In a session titled ‘Becoming a Dark Knight: Adversary Emulation Demonstration for ATT&CK Evaluations,’ Cat Self, the non-profit’s principal adversary emulation engineer, and Kate Esprit, senior cyber threat intelligence analyst at MITRE, outlined in extensive detail how they emulated the attack processes and TTPs of BlindEagle (aka APT-C-36), a Latin American APT targeting organizations in Colombia, Ecuador, Chile and Spain.
Speaking to Infosecurity before their talks, Esprit said the duo wanted to “better socialize our process and methodology and get the word out there to empower other users and bring together CTI practitioners and red teamers to understand how their adversaries think.”
In another talk, MITRE’s Mirage team presented the results of a research project showing how autonomous, AI-enabled adversaries could operate.
5. White Hats Are Creative Too
The cybersecurity industry tends to emphasize how creative and adaptable threat actors are.
Black Hat was an excellent opportunity to show that security researchers and other cybersecurity professionals also have a creative streak.
In a much-awaited presentation, Carlo Meijer, Wouter Bokslag and Jos Wetzels, from Dutch consultancy Midnight Blue, shared how they discovered multiple critical zero-day vulnerabilities in Terrestrial Trunked Radio (TETRA), a set of European standards for trunked radio globally used by government agencies, police, prisons, emergency services and military operators.
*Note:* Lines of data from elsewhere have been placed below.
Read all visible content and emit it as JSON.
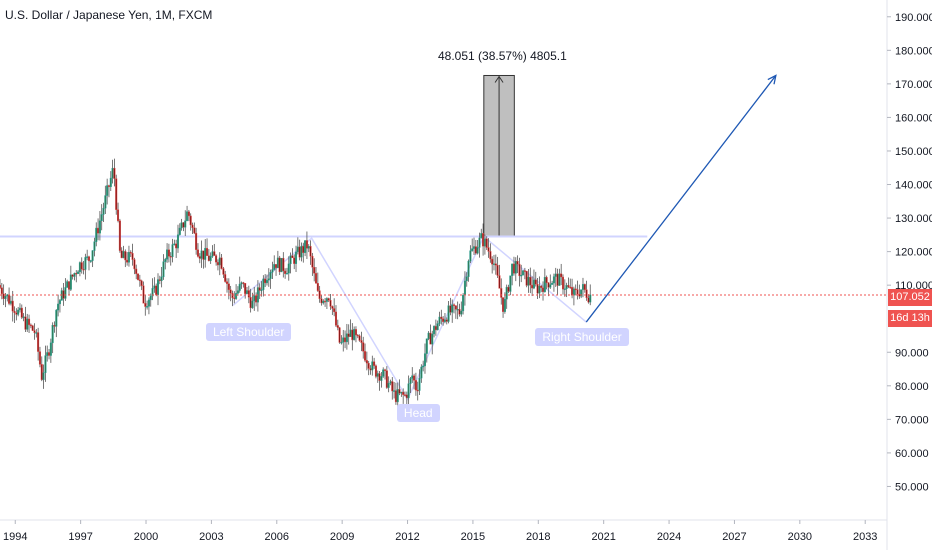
{
  "header": {
    "title": "U.S. Dollar / Japanese Yen, 1M, FXCM"
  },
  "measure_label": "48.051 (38.57%) 4805.1",
  "price_labels": {
    "last_price": "107.052",
    "countdown": "16d 13h"
  },
  "colors": {
    "up": "#26a69a",
    "up_dark": "#2e7d5b",
    "down": "#ef5350",
    "down_dark": "#8b1a1a",
    "wick": "#555555",
    "neckline": "#d1d4ff",
    "arrow": "#1e58b4",
    "price_line": "#ef5350",
    "measure_box": "#a9a9a9",
    "annotation_bg": "#d1d4ff"
  },
  "chart_data": {
    "type": "candlestick",
    "title": "U.S. Dollar / Japanese Yen, 1M, FXCM",
    "x_ticks": [
      "1994",
      "1997",
      "2000",
      "2003",
      "2006",
      "2009",
      "2012",
      "2015",
      "2018",
      "2021",
      "2024",
      "2027",
      "2030",
      "2033"
    ],
    "y_ticks": [
      "50.000",
      "60.000",
      "70.000",
      "80.000",
      "90.000",
      "110.000",
      "120.000",
      "130.000",
      "140.000",
      "150.000",
      "160.000",
      "170.000",
      "180.000",
      "190.000"
    ],
    "xlim": [
      1993.3,
      2034.0
    ],
    "ylim": [
      40,
      195
    ],
    "last_price": 107.052,
    "price_path": [
      [
        1993.3,
        110
      ],
      [
        1994.0,
        104
      ],
      [
        1994.5,
        99
      ],
      [
        1995.0,
        96
      ],
      [
        1995.3,
        83
      ],
      [
        1995.6,
        90
      ],
      [
        1996.0,
        104
      ],
      [
        1996.5,
        110
      ],
      [
        1997.0,
        116
      ],
      [
        1997.5,
        118
      ],
      [
        1998.0,
        130
      ],
      [
        1998.6,
        145
      ],
      [
        1998.9,
        118
      ],
      [
        1999.5,
        118
      ],
      [
        2000.0,
        105
      ],
      [
        2000.5,
        108
      ],
      [
        2001.0,
        118
      ],
      [
        2001.5,
        123
      ],
      [
        2002.0,
        132
      ],
      [
        2002.5,
        120
      ],
      [
        2003.0,
        118
      ],
      [
        2003.5,
        118
      ],
      [
        2004.0,
        106
      ],
      [
        2004.5,
        110
      ],
      [
        2005.0,
        104
      ],
      [
        2005.5,
        112
      ],
      [
        2006.0,
        117
      ],
      [
        2006.5,
        115
      ],
      [
        2007.0,
        119
      ],
      [
        2007.5,
        122
      ],
      [
        2008.0,
        106
      ],
      [
        2008.5,
        107
      ],
      [
        2009.0,
        92
      ],
      [
        2009.5,
        96
      ],
      [
        2010.0,
        91
      ],
      [
        2010.5,
        85
      ],
      [
        2011.0,
        83
      ],
      [
        2011.5,
        77
      ],
      [
        2012.0,
        77
      ],
      [
        2012.3,
        83
      ],
      [
        2012.5,
        79
      ],
      [
        2013.0,
        93
      ],
      [
        2013.5,
        99
      ],
      [
        2014.0,
        102
      ],
      [
        2014.5,
        102
      ],
      [
        2014.9,
        119
      ],
      [
        2015.5,
        124
      ],
      [
        2016.0,
        118
      ],
      [
        2016.5,
        103
      ],
      [
        2016.9,
        116
      ],
      [
        2017.5,
        112
      ],
      [
        2018.0,
        109
      ],
      [
        2018.5,
        111
      ],
      [
        2018.9,
        112
      ],
      [
        2019.3,
        110
      ],
      [
        2019.7,
        107
      ],
      [
        2020.1,
        109
      ],
      [
        2020.4,
        107
      ]
    ],
    "pattern": {
      "neckline": {
        "y": 124.5,
        "x": [
          1993.3,
          2023.0
        ]
      },
      "shape_points": [
        [
          2004.0,
          104
        ],
        [
          2007.6,
          124
        ],
        [
          2012.0,
          76
        ],
        [
          2015.5,
          124.5
        ],
        [
          2020.2,
          99
        ]
      ],
      "projection_arrow": {
        "from": [
          2020.2,
          99
        ],
        "to": [
          2028.9,
          172.5
        ]
      },
      "measure_box": {
        "x": [
          2015.5,
          2016.9
        ],
        "y": [
          124.5,
          172.5
        ]
      },
      "labels": [
        {
          "text": "Left Shoulder",
          "x": 2004.7,
          "y": 96
        },
        {
          "text": "Head",
          "x": 2012.5,
          "y": 72
        },
        {
          "text": "Right Shoulder",
          "x": 2020.0,
          "y": 94.5
        }
      ]
    }
  }
}
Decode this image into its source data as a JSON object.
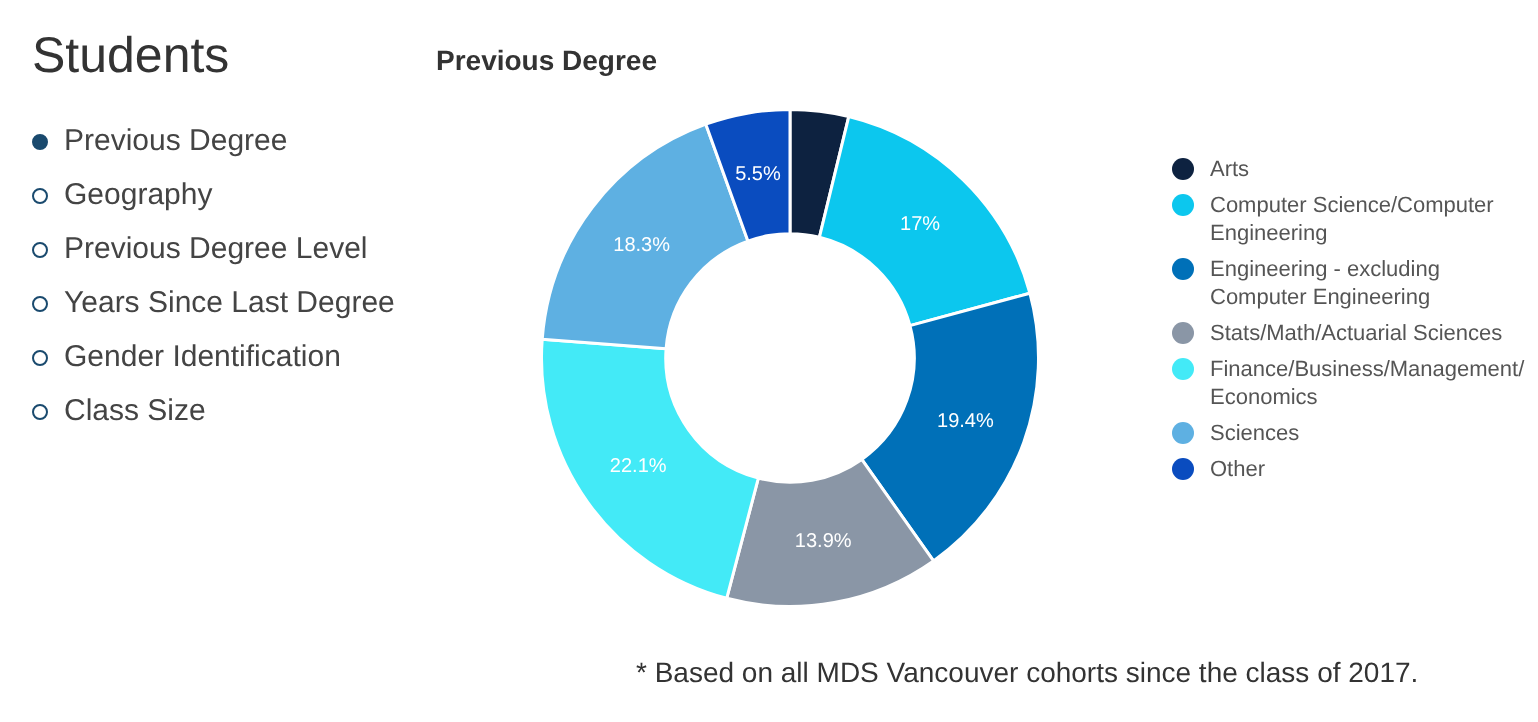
{
  "chart_data": [
    {
      "type": "other",
      "title": "Students",
      "annotations": [
        "Previous Degree",
        "Geography",
        "Previous Degree Level",
        "Years Since Last Degree",
        "Gender Identification",
        "Class Size"
      ]
    },
    {
      "type": "donut",
      "title": "Previous Degree",
      "categories": [
        "Arts",
        "Computer Science/Computer Engineering",
        "Engineering - excluding Computer Engineering",
        "Stats/Math/Actuarial Sciences",
        "Finance/Business/Management/ Economics",
        "Sciences",
        "Other"
      ],
      "values": [
        3.8,
        17,
        19.4,
        13.9,
        22.1,
        18.3,
        5.5
      ],
      "colors": [
        "#0d2240",
        "#0cc7ee",
        "#0070b8",
        "#8a96a6",
        "#43eaf7",
        "#5eb0e2",
        "#0a4cbf"
      ],
      "value_labels": [
        null,
        "17%",
        "19.4%",
        "13.9%",
        "22.1%",
        "18.3%",
        "5.5%"
      ],
      "legend": "right",
      "annotations": [
        "* Based on all MDS Vancouver cohorts since the class of 2017."
      ]
    }
  ]
}
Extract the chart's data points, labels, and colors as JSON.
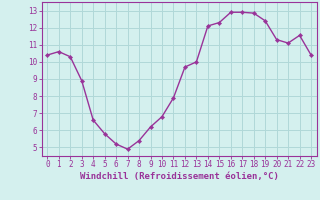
{
  "hours": [
    0,
    1,
    2,
    3,
    4,
    5,
    6,
    7,
    8,
    9,
    10,
    11,
    12,
    13,
    14,
    15,
    16,
    17,
    18,
    19,
    20,
    21,
    22,
    23
  ],
  "values": [
    10.4,
    10.6,
    10.3,
    8.9,
    6.6,
    5.8,
    5.2,
    4.9,
    5.4,
    6.2,
    6.8,
    7.9,
    9.7,
    10.0,
    12.1,
    12.3,
    12.9,
    12.9,
    12.85,
    12.4,
    11.3,
    11.1,
    11.55,
    10.4
  ],
  "line_color": "#993399",
  "marker_color": "#993399",
  "bg_color": "#d4f0ee",
  "grid_color": "#b0d8d8",
  "xlabel": "Windchill (Refroidissement éolien,°C)",
  "ylim": [
    4.5,
    13.5
  ],
  "xlim": [
    -0.5,
    23.5
  ],
  "yticks": [
    5,
    6,
    7,
    8,
    9,
    10,
    11,
    12,
    13
  ],
  "xticks": [
    0,
    1,
    2,
    3,
    4,
    5,
    6,
    7,
    8,
    9,
    10,
    11,
    12,
    13,
    14,
    15,
    16,
    17,
    18,
    19,
    20,
    21,
    22,
    23
  ],
  "tick_label_size": 5.5,
  "xlabel_size": 6.5,
  "marker_size": 2.2,
  "line_width": 1.0
}
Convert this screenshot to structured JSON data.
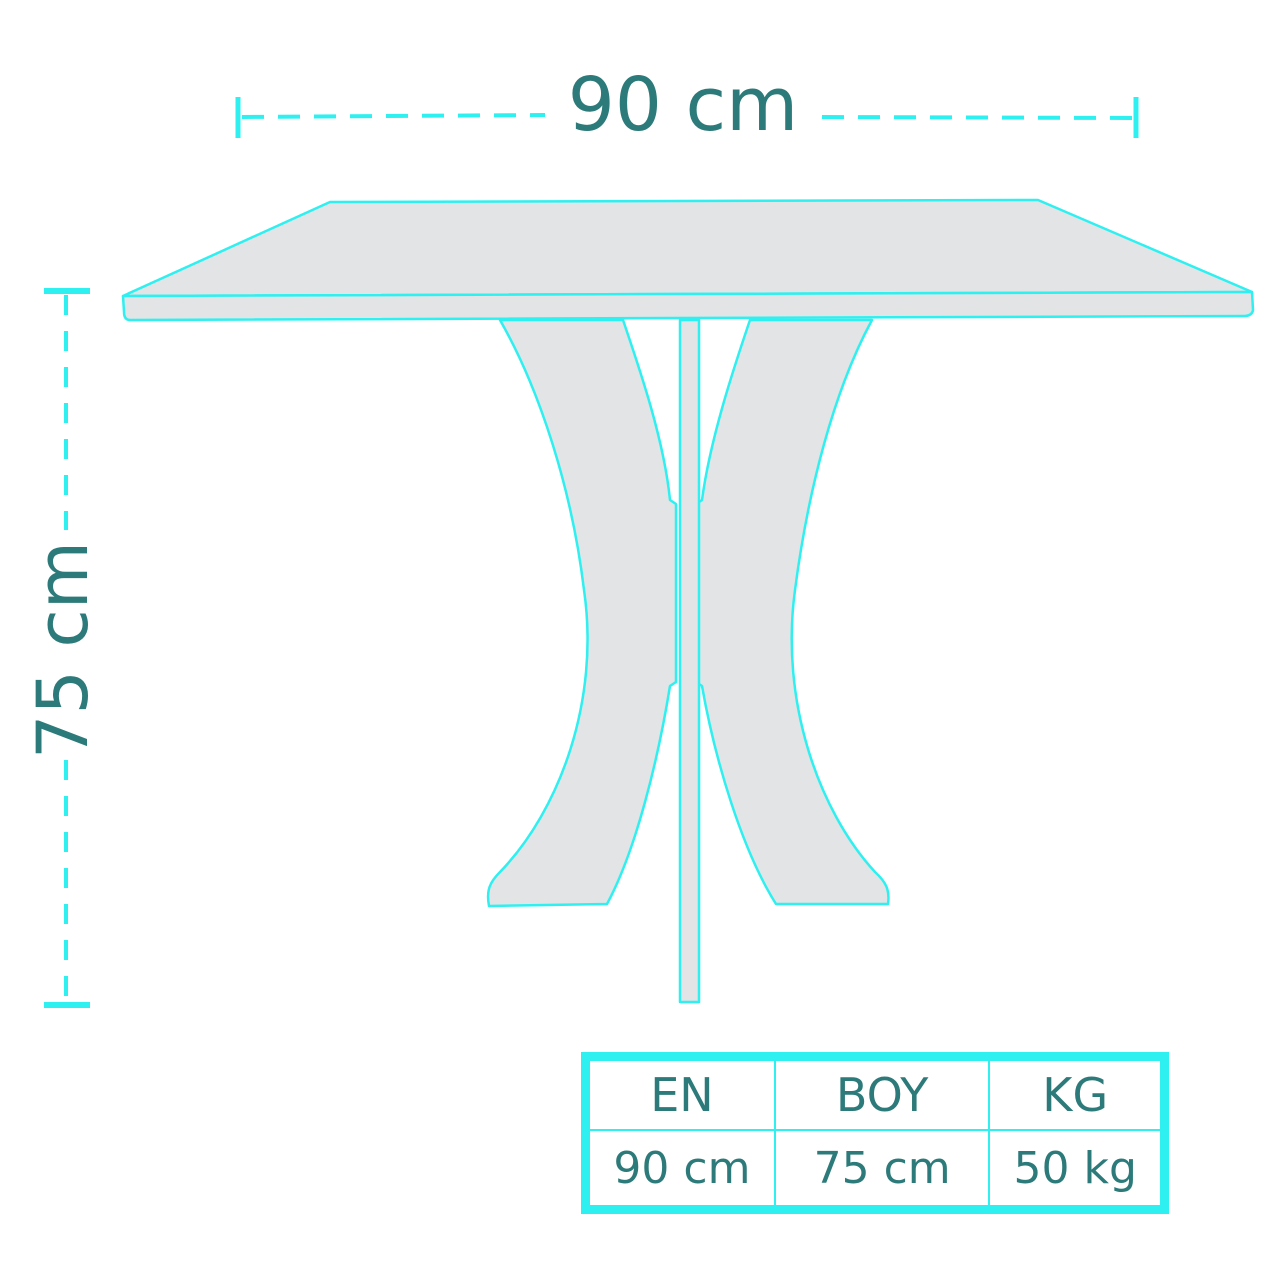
{
  "dimensions": {
    "width_label": "90 cm",
    "height_label": "75 cm"
  },
  "spec_table": {
    "headers": [
      "EN",
      "BOY",
      "KG"
    ],
    "values": [
      "90 cm",
      "75 cm",
      "50 kg"
    ]
  },
  "colors": {
    "outline": "#2ef0f0",
    "text": "#2d7a7a",
    "fill": "#e2e4e6"
  }
}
The issues, dubbed TETRA:BURST, are relatively easy to exploit and could reportedly allow Mexican cartel members to eavesdrop on police officers, for instance. Some of the vulnerabilities have no patches available.
During their talk, the Midnight Blue researchers heavily criticized the European Telecommunications Standards Institute (ETSI) response to the findings as the organization downplayed the criticality of these vulnerabilities.
In another talk, Or Yair, a security researcher at SafeBreach, showed how he used OneDrive to encrypt sensitive files without actually encrypting any file on any endpoint.
For this, the security researcher developed DoubleDrive, a fully undetectable cloud-based ransomware, which uses OneDrive to encrypt local files outside of OneDrive's directory.
DoubleDrive can run with no privilege and bypasses decoy file detection, Microsoft's Controlled Folder Access and OneDrive's ransomware detection before successfully wiping OneDrive files' 500 previous versions and emptying OneDrive's recycle bin, making file recovery impossible.